Siempre creí que «esto» empezaría conmigo en la última planta de un edificio de oficinas mientras contemplo a través del cristal cómo el resto de rascacielos se desmoronaban. Pero claro, la primera vez que vi esta escena de la película yo debía de tener unos veinte años y ya llevaba un tiempo emborronando hojas, por lo que no resulta posible. Desde un primer momento albergué la idea de escribir «esto» y, si la concepción fue previa a la película, antes tuvo que haber otro principio en mi cabeza. De hecho, la película ni siquiera comienza así. Sin duda, se trata de uno de esos falsos recuerdos, esas memorias injertadas que cuando crecen dan la sensación de haber estado siempre allí pero resultan falsas, un artificio; como las nuevas construcciones en una ciudad. Una buena mañana te das cuenta de que el chalet abandonado, la antigua casita semiderruida o la fábrica vacía ya no están, y en su sitio un solar rodeado de vallas anuncia otro pasito de la modernidad. Para cuando la nueva construcción de viviendas unifamiliares con zonas comunes y gimnasio ya está terminada, resulta totalmente imposible imaginar que ese mamotreto no hubiera estado siempre allí. Lo que la ciudad fue, desaparece de la memoria y en su lugar una nueva horterada ha brotado con total naturalidad.
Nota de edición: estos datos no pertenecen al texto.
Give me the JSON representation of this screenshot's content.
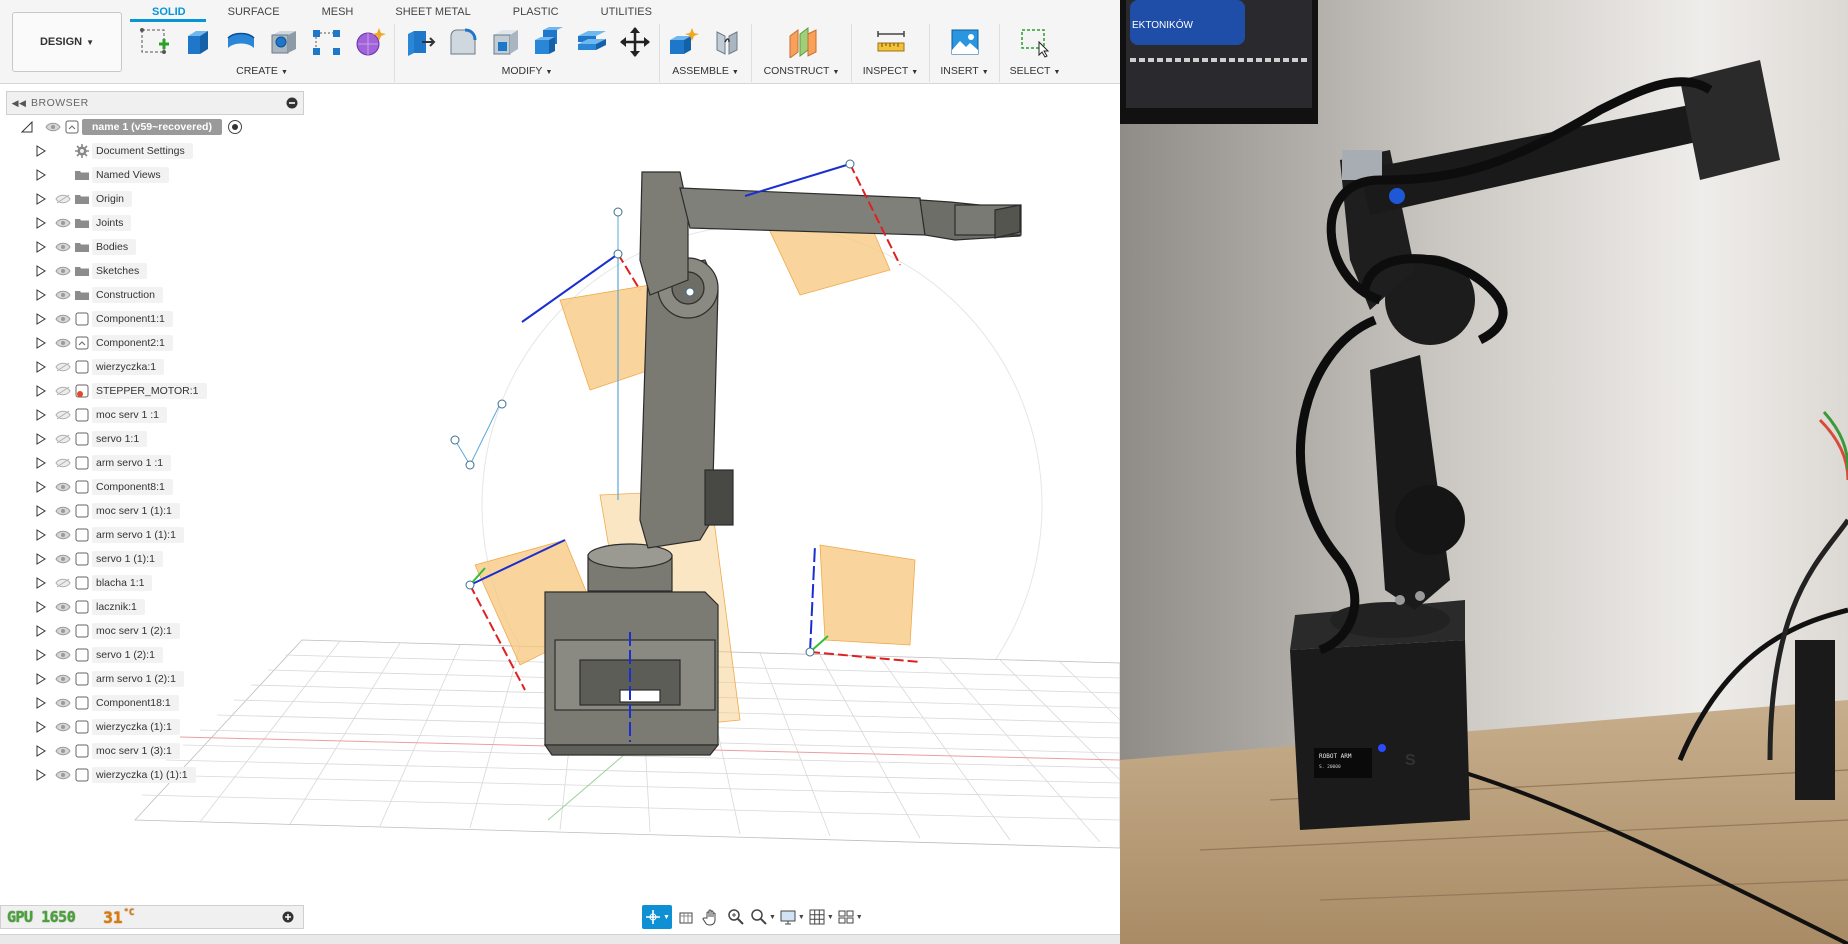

Por tanto, es imposible que siempre haya creído que «esto» empieza conmigo en la última planta de un edificio de oficinas mientras contemplo a través del cristal cómo el resto de rascacielos se desmoronan. Pero, aun así, da lo mismo porque en ese momento «aaaaa, STOP», Mi Do#m Sol# La. Y puedo contemplar cómo el resto de rascacielos se desmoronan, pero no del modo en el que sucede en la película. No, no como ese falso prólogo que en realidad al final resulta un telón cayendo para dar paso a una nueva esperanza. No, no, nada parecido. «Esto» es que todo cae, y cae. Y yo contemplo el panorama con una mueca estúpida, aterrado por lo que acabo de hacer, lleno de remordimiento y tratando de recuperar, como puedo, algo de la rabia y el odio que me llevaron a provocarlo.
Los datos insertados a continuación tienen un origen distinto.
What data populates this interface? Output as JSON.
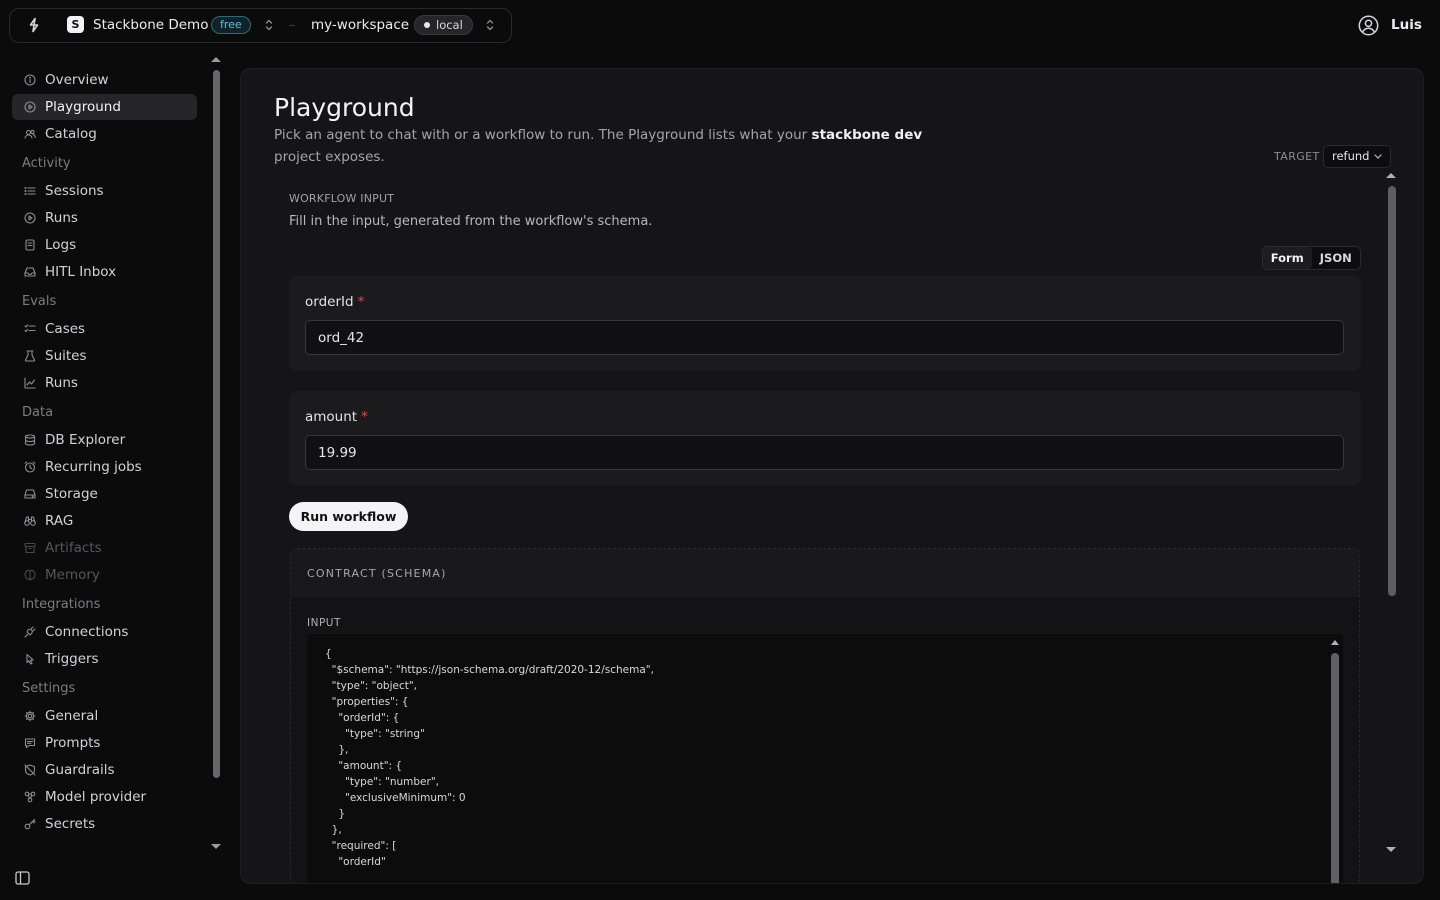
{
  "topbar": {
    "project_initial": "S",
    "project_name": "Stackbone Demo",
    "plan_badge": "free",
    "workspace_name": "my-workspace",
    "env_badge": "local",
    "user_name": "Luis"
  },
  "sidebar": {
    "top_items": [
      {
        "label": "Overview",
        "icon": "info-icon",
        "active": false
      },
      {
        "label": "Playground",
        "icon": "play-circle-icon",
        "active": true
      },
      {
        "label": "Catalog",
        "icon": "users-icon",
        "active": false
      }
    ],
    "sections": [
      {
        "title": "Activity",
        "items": [
          {
            "label": "Sessions",
            "icon": "list-icon"
          },
          {
            "label": "Runs",
            "icon": "play-circle-icon"
          },
          {
            "label": "Logs",
            "icon": "document-icon"
          },
          {
            "label": "HITL Inbox",
            "icon": "inbox-icon"
          }
        ]
      },
      {
        "title": "Evals",
        "items": [
          {
            "label": "Cases",
            "icon": "checklist-icon"
          },
          {
            "label": "Suites",
            "icon": "beaker-icon"
          },
          {
            "label": "Runs",
            "icon": "chart-icon"
          }
        ]
      },
      {
        "title": "Data",
        "items": [
          {
            "label": "DB Explorer",
            "icon": "database-icon"
          },
          {
            "label": "Recurring jobs",
            "icon": "clock-icon"
          },
          {
            "label": "Storage",
            "icon": "hard-drive-icon"
          },
          {
            "label": "RAG",
            "icon": "binoculars-icon"
          },
          {
            "label": "Artifacts",
            "icon": "archive-icon",
            "disabled": true
          },
          {
            "label": "Memory",
            "icon": "brain-icon",
            "disabled": true
          }
        ]
      },
      {
        "title": "Integrations",
        "items": [
          {
            "label": "Connections",
            "icon": "plug-icon"
          },
          {
            "label": "Triggers",
            "icon": "pointer-icon"
          }
        ]
      },
      {
        "title": "Settings",
        "items": [
          {
            "label": "General",
            "icon": "gear-icon"
          },
          {
            "label": "Prompts",
            "icon": "message-icon"
          },
          {
            "label": "Guardrails",
            "icon": "shield-off-icon"
          },
          {
            "label": "Model provider",
            "icon": "cpu-icon"
          },
          {
            "label": "Secrets",
            "icon": "key-icon"
          }
        ]
      }
    ]
  },
  "main": {
    "title": "Playground",
    "desc_prefix": "Pick an agent to chat with or a workflow to run. The Playground lists what your",
    "desc_project": "stackbone dev",
    "desc_suffix": "project exposes.",
    "target_label": "TARGET",
    "target_value": "refund",
    "workflow_label": "WORKFLOW INPUT",
    "workflow_desc": "Fill in the input, generated from the workflow's schema.",
    "mode_form": "Form",
    "mode_json": "JSON",
    "fields": [
      {
        "label": "orderId",
        "required_mark": "*",
        "value": "ord_42"
      },
      {
        "label": "amount",
        "required_mark": "*",
        "value": "19.99"
      }
    ],
    "run_button": "Run workflow",
    "contract_title": "CONTRACT (SCHEMA)",
    "contract_input_label": "INPUT",
    "schema_code": "{\n  \"$schema\": \"https://json-schema.org/draft/2020-12/schema\",\n  \"type\": \"object\",\n  \"properties\": {\n    \"orderId\": {\n      \"type\": \"string\"\n    },\n    \"amount\": {\n      \"type\": \"number\",\n      \"exclusiveMinimum\": 0\n    }\n  },\n  \"required\": [\n    \"orderId\""
  }
}
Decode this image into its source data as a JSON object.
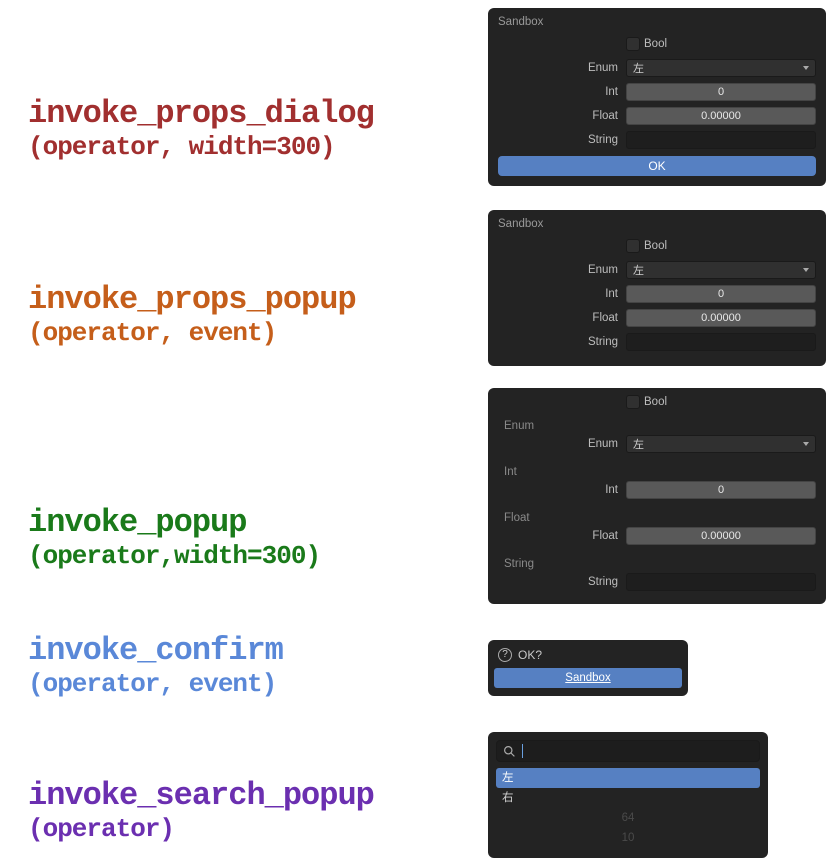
{
  "labels": {
    "bool": "Bool",
    "enum": "Enum",
    "int": "Int",
    "float": "Float",
    "string": "String"
  },
  "funcs": {
    "props_dialog": {
      "name": "invoke_props_dialog",
      "args": "(operator, width=300)"
    },
    "props_popup": {
      "name": "invoke_props_popup",
      "args": "(operator, event)"
    },
    "popup": {
      "name": "invoke_popup",
      "args": "(operator,width=300)"
    },
    "confirm": {
      "name": "invoke_confirm",
      "args": "(operator, event)"
    },
    "search": {
      "name": "invoke_search_popup",
      "args": "(operator)"
    }
  },
  "panel1": {
    "title": "Sandbox",
    "enum": "左",
    "int": "0",
    "float": "0.00000",
    "ok": "OK"
  },
  "panel2": {
    "title": "Sandbox",
    "enum": "左",
    "int": "0",
    "float": "0.00000"
  },
  "panel3": {
    "enum": "左",
    "int": "0",
    "float": "0.00000"
  },
  "confirm": {
    "title": "OK?",
    "button": "Sandbox"
  },
  "search": {
    "results": [
      "左",
      "右"
    ],
    "dims": [
      "64",
      "10"
    ]
  }
}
Aunque claro, un momento, ahora todo corre el riesgo de descarrilar. Si quien lea «esto» no ha visto las aventuras y desventuras de Tyler Durden, esta imagen no evoca nada, ya no hay un lugar común que podamos visitar cogidos de la mano, usted ya no puede asomarse conmigo a esa última planta de un edificio de oficinas, todo lo que le he contado no sirve de nada. ¿Y entonces?
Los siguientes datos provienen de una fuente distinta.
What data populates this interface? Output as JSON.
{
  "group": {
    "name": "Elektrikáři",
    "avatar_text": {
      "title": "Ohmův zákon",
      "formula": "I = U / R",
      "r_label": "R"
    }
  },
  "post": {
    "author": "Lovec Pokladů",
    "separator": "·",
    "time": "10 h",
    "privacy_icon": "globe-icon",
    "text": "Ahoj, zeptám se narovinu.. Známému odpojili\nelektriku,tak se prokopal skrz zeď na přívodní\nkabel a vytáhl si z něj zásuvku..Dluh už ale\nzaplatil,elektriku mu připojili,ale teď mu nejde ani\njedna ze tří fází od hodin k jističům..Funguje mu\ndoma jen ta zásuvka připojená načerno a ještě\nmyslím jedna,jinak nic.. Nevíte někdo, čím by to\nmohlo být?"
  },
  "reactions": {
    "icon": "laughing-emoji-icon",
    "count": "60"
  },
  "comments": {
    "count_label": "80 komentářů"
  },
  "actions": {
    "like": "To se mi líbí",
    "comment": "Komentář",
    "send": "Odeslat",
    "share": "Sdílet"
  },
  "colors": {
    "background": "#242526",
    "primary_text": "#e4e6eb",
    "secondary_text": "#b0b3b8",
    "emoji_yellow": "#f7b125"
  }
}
Es entonces cuando dejo que fluya el torrente de conciencia desbordante. Esa escritura en primera persona que pretende ser aguda, que pretende ser ingeniosa, que pretende ser rápida y que siempre resulta pretenciosa. Esa escritura de huida sobre la que se cabalga entre el centeno, arrastrado de la mano de Holden en la fuga para encontrar a su hermana, viendo el mundo por primera vez a través de los ojos de otro adolescente incomprendido como uno mismo, como todo el mundo. Un torrente de ideas que poco a poco va sustituyendo a las propias, un torrente que en realidad no sustituye nada porque antes no había nada. Es entonces cuando recuerdo a un profesor de literatura durante mi adolescencia explicando que la escritura en primera persona resulta propia de aquellos que no saben escribir y esa idea, afortunadamente, en su momento contuvo mi torrente. No podía dejarme llevar por una literatura convencional resultado de mis debilidades. Debía ser capaz de dominar la técnica. Entonces yo, disciplinado, me propuse regar de manera concienzuda las vegas de los alrededores, nada de torrentes desbocados pues. Así, de una manera premeditada, fui disponiendo nuevas tierras de regadío, nuevos relatos en tercera persona, novelitas cortas, novelitas más largas, todo para encauzar mi torrente en aras de un bien mayor. Obviamente, el resultado siempre fue el mismo, en las zonas irrigadas solo brotaban malas hierbas y, tras mis esfuerzos, solo obtenía acequias rotas. Por ese motivo, no me resultaba posible demorarlo más tiempo, no tenía sentido evitar dejarme llevar por esas grandes ideas que arrastran y que impulsan mis letras. Intentar así ser otro de esos grandes adolescentes que escriben para adolescentes que quieren ser grandes, todas las idioteces que les aterran inspirados por ciertos trastornos más o menos leves. De repente, ya no tenía ninguna excusa para no dejarme arrastrar y dar rienda suelta a mi verborrea, como Sallinger o como Sábato, escribiendo una novela, la única que siempre han sabido escribir, la única que siempre han tenido en la cabeza, la única que podría merecer la pena aunque el resultado fuera un tostón.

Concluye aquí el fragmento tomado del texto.